MXGP Mantova, de Wolf chiude la stagione MX2 sul podio

Kay de Wolf saluta la sua stagione d’esordio nel Mondiale MX2 con un podio di giornata all’MXGP della Città di Mantova, ultimo round 2021. Il giovane olandese di Rockstar Energy Husqvarna Factory Racing centra il terzo posto complessivo e conferma una crescita costante, mentre i compagni di squadra Jed Beaton, Thomas Kjer Olsen e Arminas Jasikonis completano un weekend positivo per i colori Husqvarna.
De Wolf, rookie in ascesa: podio a Mantova e settimo in MX2
Sulla FC 250 ufficiale, de Wolf ha sfruttato al meglio il tracciato sabbioso di Mantova chiudendo la prima manche al secondo posto. Partito tra i primi, l’olandese è risalito fino alla piazza d’onore a metà gara e ha poi difeso con decisione la posizione dagli attacchi del neo campione del mondo MX2 Maxime Renaux, gestendo la pressione fino alla bandiera a scacchi.
Più complicata la seconda manche, con Kay solo undicesimo al termine del primo giro. Da lì è iniziata una rimonta costruita sorpasso dopo sorpasso, culminata nel passaggio decisivo su Mikkel Haarup al penultimo giro, che gli è valso il sesto posto di manche e il terzo gradino del podio di giornata. Un risultato che impreziosisce una stagione da rookie in cui ha raccolto quattro podi complessivi e il settimo posto nella classifica finale MX2.

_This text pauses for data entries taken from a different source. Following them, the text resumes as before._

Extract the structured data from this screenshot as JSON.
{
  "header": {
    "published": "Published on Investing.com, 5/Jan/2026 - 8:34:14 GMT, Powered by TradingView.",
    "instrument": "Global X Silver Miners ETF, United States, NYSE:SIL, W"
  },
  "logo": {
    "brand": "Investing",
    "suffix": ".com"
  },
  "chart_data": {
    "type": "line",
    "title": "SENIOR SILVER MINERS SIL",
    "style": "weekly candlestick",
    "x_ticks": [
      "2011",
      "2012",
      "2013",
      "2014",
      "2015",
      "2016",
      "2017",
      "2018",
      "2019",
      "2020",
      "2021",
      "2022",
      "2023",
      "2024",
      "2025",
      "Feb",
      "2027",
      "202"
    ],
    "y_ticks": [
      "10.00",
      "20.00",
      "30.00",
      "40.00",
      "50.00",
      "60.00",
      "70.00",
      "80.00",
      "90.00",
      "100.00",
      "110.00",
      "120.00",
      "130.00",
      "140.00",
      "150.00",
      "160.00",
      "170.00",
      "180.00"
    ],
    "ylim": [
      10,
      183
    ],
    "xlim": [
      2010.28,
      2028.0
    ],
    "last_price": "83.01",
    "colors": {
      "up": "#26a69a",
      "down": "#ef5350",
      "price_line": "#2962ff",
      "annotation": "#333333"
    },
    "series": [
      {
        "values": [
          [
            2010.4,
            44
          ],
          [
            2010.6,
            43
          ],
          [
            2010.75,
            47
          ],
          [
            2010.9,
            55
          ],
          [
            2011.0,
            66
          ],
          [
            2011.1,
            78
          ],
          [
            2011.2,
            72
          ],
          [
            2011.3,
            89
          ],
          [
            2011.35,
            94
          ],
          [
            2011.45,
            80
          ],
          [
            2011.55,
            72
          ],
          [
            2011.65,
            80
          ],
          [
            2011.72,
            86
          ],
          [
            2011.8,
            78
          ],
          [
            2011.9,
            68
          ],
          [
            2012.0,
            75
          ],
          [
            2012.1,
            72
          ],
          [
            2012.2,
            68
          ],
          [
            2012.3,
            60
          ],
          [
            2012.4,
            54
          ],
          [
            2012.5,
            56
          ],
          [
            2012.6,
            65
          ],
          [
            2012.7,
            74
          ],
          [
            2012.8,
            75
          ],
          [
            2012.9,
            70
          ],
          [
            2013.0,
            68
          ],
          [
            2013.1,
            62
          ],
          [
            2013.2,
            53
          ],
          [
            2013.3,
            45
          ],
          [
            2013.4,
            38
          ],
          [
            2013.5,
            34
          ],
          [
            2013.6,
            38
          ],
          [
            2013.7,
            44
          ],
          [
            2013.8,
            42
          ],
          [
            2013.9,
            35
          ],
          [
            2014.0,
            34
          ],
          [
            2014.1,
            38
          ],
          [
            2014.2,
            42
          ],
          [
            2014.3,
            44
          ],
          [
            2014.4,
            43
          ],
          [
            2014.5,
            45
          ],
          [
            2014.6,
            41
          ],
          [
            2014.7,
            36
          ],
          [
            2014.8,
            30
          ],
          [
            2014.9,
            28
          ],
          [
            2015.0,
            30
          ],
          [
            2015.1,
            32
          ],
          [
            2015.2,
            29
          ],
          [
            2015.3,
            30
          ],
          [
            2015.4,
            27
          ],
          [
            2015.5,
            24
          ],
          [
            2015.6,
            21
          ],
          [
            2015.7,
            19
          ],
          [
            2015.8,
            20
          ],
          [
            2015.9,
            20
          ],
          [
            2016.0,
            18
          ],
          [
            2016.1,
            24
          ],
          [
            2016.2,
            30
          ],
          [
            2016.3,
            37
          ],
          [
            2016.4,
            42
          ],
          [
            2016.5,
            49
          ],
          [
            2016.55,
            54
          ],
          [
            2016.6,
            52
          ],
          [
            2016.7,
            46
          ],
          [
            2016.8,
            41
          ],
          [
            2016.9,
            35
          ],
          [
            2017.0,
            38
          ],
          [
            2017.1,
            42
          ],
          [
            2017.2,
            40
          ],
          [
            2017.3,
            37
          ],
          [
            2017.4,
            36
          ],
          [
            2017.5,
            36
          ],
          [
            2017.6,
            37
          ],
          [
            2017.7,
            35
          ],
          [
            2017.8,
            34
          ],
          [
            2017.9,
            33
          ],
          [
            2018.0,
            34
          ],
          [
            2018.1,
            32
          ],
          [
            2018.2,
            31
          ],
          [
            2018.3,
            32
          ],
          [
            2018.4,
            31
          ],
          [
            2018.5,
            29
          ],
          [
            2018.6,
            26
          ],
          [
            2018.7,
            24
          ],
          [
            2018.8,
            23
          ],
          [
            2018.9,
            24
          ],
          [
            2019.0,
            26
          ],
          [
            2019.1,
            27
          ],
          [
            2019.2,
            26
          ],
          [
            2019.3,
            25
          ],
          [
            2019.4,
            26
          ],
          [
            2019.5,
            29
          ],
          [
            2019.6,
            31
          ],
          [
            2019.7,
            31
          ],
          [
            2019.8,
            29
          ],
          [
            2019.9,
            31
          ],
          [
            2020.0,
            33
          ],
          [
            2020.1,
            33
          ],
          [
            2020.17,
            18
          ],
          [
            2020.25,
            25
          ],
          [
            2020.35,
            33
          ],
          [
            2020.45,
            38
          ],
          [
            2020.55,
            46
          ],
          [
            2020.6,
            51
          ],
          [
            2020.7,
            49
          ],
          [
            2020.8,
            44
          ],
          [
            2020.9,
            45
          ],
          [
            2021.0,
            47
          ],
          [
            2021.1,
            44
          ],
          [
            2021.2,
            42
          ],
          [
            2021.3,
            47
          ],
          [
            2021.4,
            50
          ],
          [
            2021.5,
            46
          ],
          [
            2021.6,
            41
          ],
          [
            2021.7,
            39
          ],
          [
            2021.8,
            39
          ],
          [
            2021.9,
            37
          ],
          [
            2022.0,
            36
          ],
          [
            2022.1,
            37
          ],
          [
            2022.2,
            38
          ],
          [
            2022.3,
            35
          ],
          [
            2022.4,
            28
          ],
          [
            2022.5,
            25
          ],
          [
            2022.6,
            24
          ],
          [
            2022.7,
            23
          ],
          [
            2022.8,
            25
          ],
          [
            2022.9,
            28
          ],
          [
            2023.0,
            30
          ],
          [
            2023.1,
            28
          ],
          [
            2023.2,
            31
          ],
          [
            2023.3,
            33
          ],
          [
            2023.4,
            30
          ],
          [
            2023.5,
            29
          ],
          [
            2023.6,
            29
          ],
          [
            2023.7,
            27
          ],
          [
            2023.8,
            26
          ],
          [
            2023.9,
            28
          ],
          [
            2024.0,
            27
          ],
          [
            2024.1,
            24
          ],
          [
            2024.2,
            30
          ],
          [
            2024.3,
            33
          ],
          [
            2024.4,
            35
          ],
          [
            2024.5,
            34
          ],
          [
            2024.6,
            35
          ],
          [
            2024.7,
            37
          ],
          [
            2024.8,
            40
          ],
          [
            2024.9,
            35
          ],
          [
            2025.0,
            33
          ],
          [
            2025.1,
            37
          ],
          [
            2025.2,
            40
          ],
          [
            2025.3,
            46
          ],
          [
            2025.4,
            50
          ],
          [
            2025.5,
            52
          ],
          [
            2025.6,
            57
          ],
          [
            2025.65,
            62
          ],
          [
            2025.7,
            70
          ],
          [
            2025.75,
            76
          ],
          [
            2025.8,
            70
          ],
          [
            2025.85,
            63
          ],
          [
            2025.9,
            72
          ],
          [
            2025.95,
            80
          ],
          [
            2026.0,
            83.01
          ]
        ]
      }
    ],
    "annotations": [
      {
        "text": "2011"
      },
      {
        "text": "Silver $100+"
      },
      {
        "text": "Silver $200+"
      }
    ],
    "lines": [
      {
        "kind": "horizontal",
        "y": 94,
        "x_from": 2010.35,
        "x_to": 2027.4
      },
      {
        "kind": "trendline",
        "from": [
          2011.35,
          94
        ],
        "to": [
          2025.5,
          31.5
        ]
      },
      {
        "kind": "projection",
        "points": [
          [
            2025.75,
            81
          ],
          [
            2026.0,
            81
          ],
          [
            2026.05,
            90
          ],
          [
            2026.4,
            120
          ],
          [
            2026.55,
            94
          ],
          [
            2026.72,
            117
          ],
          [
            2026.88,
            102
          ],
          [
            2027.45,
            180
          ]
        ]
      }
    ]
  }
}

De Wolf ha sottolineato di aver imparato molto nel suo primo anno iridato, evidenziando l’importanza del sostegno del team e la soddisfazione di chiudere la stagione con un risultato forte in vista del 2022, quando l’obiettivo sarà confermarsi stabilmente tra i protagonisti della categoria.
Ultimo ballo MX2 per Beaton, Olsen entra nella top 10 MXGP
L’MXGP della Città di Mantova è stato anche l’ultimo weekend in MX2 per Jed Beaton, arrivato al limite d’età per la categoria. L’australiano puntava a congedarsi con un podio, ma due partenze non perfette e una caduta in Gara1 hanno indirizzato la sua giornata verso il settimo posto complessivo, che comunque gli consente di chiudere il mondiale al quinto posto.
Beaton ha parlato di un mix di emozioni per la fine del triennio con Rockstar Energy Husqvarna Factory Racing, sottolineando il ruolo decisivo del team nella sua crescita e ribadendo di aver dato tutto in pista nonostante le difficoltà dell’ultimo round.
Nella classe regina MXGP, Thomas Kjer Olsen ha completato nel migliore dei modi una stagione d’esordio in progressiva crescita. Il danese ha firmato a Mantova il suo miglior risultato di manche dell’anno, sesto in Gara1 con un ottimo passo gara. In Gara2 ha chiuso tredicesimo, per un nono posto assoluto di giornata che gli vale anche il nono posto finale in campionato.
Olsen ha evidenziato il salto di qualità compiuto nella seconda parte della stagione, con qualifiche più efficaci, velocità in gara in aumento e un feeling sempre più solido con la FC 450. Centrare la top 10 mondiale al primo anno in MXGP rappresenta un traguardo significativo per il pilota e per la struttura Husqvarna.
Jasikonis a punti e bilancio 2021 per Husqvarna
Ad affiancare Olsen nella MXGP di Mantova c’era Arminas Jasikonis, autore di due manche costanti che gli hanno fruttato il quattordicesimo posto di giornata grazie ai piazzamenti 14-15. Per il lituano si chiude così una stagione vissuta nel segno del recupero dopo il grave infortunio del 2020.
Jasikonis ha sottolineato i progressi compiuti nella seconda parte del campionato, evidenziando il buon ritmo mostrato in particolare a Lommel, uno dei tracciati più impegnativi del calendario. L’obiettivo ora è sfruttare la pausa invernale per completare il recupero fisico e presentarsi al via del 2022 in condizioni ottimali.
Per Rockstar Energy Husqvarna Factory Racing il bilancio del mondiale motocross 2021 è complessivamente positivo, con:
- quattro podi stagionali per il rookie MX2 Kay de Wolf
- quinto posto iridato MX2 per Jed Beaton
- nono posto iridato MXGP al debutto per Thomas Kjer Olsen
- concreta ripresa di Arminas Jasikonis dopo l’infortunio 2020
Risultati che confermano la competitività del progetto Husqvarna nelle classi MX2 e MXGP e pongono le basi per un 2022 in cui il team cercherà di avvicinarsi ulteriormente alle posizioni di vertice, puntando sulla crescita dei giovani e sulla continuità tecnica.